Third Sunday of Lent
If you’re anything like me, when you hear this Gospel, during Mass or outside of Mass, you inwardly prepare for the homily about how we are supposed to be thirsting for the water that Jesus wants to give us, just like God provided water for the Israelites in the desert, and just like Jesus was drawing the Samaritan woman at Jacob’s well to in our Gospel passage.
Instead, I would like to focus on someone else’s thirst: Jesus’ thirst. When Jesus first meets the Samaritan woman, he tells her, “‘Give me a drink.’” Jesus is thirsting. But for what is Jesus thirsting? Water? Unlikely, since Jesus, had spent forty days and forty nights fasting, and was used to being deprived of water. For what was Jesus thirsting?
Jesus was thirsting for the soul of the Samaritan woman. Jesus, the one who, fully human, was talking to her and engaging her in dialogue, was also the one who, fully divine, willed her into existence when she was conceived in the womb of her mother. As her Creator He wanted her to be in spiritual union with Him, the only way she could be happy.
She had tried other ways to be happy. She had tried to find her true happiness in a spouse, but, whether those first five spouses died, divorced her, or she was an adulteress, she had not found that happiness that she was looking for. Her thirst was not being quenched in human relationships. And so she was cohabitating, living together without the sanctity and protection and benefit of marriage, with her boyfriend.
She had tried to be happy by following false gods. The Samaritans were excluded from the Jewish people because, from the very beginning of their nation, they had worshipped other pagan gods instead of the one God who had brought them from the land of Egypt, that place of slavery, into the promised land; the one God who had given them manna and quail when they murmured against the Lord in their hunger; the one God who had given them drink from the rock when they grumbled against God and against Moses. And this abandonment of the true God was only solidified when the Northern Kingdom of Israel, which came to be called Samaria after the name of the chief city in the north, was conquered by Assyria, who displaced many of the Israelites and made them intermarry with the other pagans, which God had expressly forbidden.
Yes, she was thirsting for God, but God was also thirsting for her. He wanted her to be happy, truly happy, not just the passing happiness of doing whatever she felt right. And so Jesus expresses to her His thirst. But she tries to put Him off, to keep Him thirsting for her, rather than quenching it with the conversion of her heart and life to God. She first puts Jesus off by trying to argue about who Jesus is, and how He can give her life-giving water. She then tries to put Him off by lying about her relationship status. Finally, trying to go for something that surely would put Him off for good, she talks about liturgy, figuring that no two people who are so different in liturgical practices would ever be able to talk about where to worship properly. But Jesus wants His thirst quenched, and He will not give up.

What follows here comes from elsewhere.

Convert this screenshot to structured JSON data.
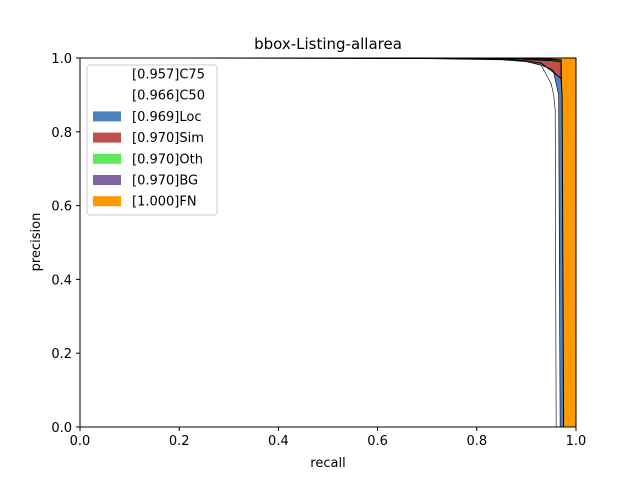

Icon of the Crucifixion at the Basilica of the Holy Sepulchre in Jerusalem |
It is no accident that it is in John’s account of the passion that one of Jesus’ last words on cross is, “‘I thirst.’” Because on that cross, more than He is thirsting for water, as He gives His human life up and puts His entire life into the hands of His heavenly Father, He wants all people to be drawn to Him as He is lifted high on the cross and dies so that His children, all His children, whether Jew or Greek, slave or free, woman or man, might find life from the water and blood that flow from His pierced side.
We know the agony of being thirsty ourselves, yet so easily we can find some way to drink. Whether it’s a water fountain, a vending machine, or the local store, we can find some way to quench our thirst. But the only way that Jesus’ thirst is quenched is by our love and obedience to Him, a love which does not burden or enslave us, but a love and obedience which truly sets us free. What are the ways that we keep Jesus thirsting for us, increasing the pain He suffers by us not being united with Him?

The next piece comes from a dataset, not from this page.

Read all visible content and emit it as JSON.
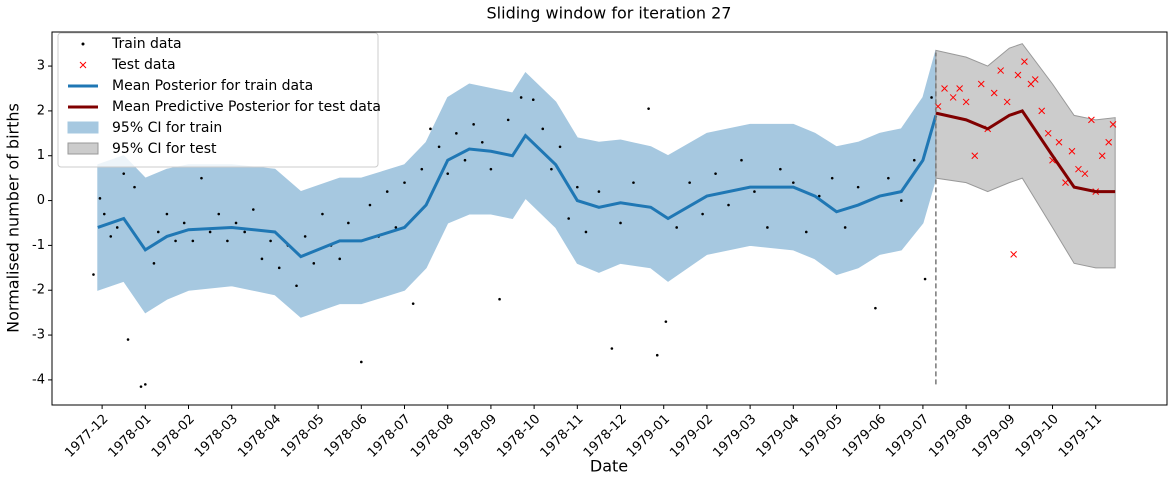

Do we feel that we know better than Jesus, and that He cannot truly quench our thirst for happiness? Do we argue with Jesus that only by the passing pleasures of this world can we truly be happy? Do we figure that Jesus is not greater than our father Jacob who provided for his family by digging a well, just as our fathers and mothers provided for us by their hard work that bought us toys and relaxation?
Do we feel that only with the right relationship can we truly be happy, trusting that, if we just found that special someone, we would no longer yearn for a deeper relationship, the infinite relationship which only God can satisfy?
Do we keep Jesus away by arguing with Him over which translation of the liturgy is better, which one we like the best, and how we want to worship? Do we try to put Jesus off, to keep Him at arms’ length because we only want to do the least that we can?
Jesus is thirsting for us, and only our love will quench that thirst. While His love lacks nothing, He wants us to be joined to that perfect love in the union of the Communion of Love of the Trinity. If we choose, we can keep Jesus thirsting for us, thirsting for our love in a deep and abiding relationship with him. Or, we can be like the Samaritan woman at the well, who quenched Jesus’ thirst by the conversion of her life, and the preaching of the Gospel to her friends, and, most importantly, her love of Jesus. As Jesus hangs on this cross he says to us today, “I thirst.” Will we give him the drink of our love?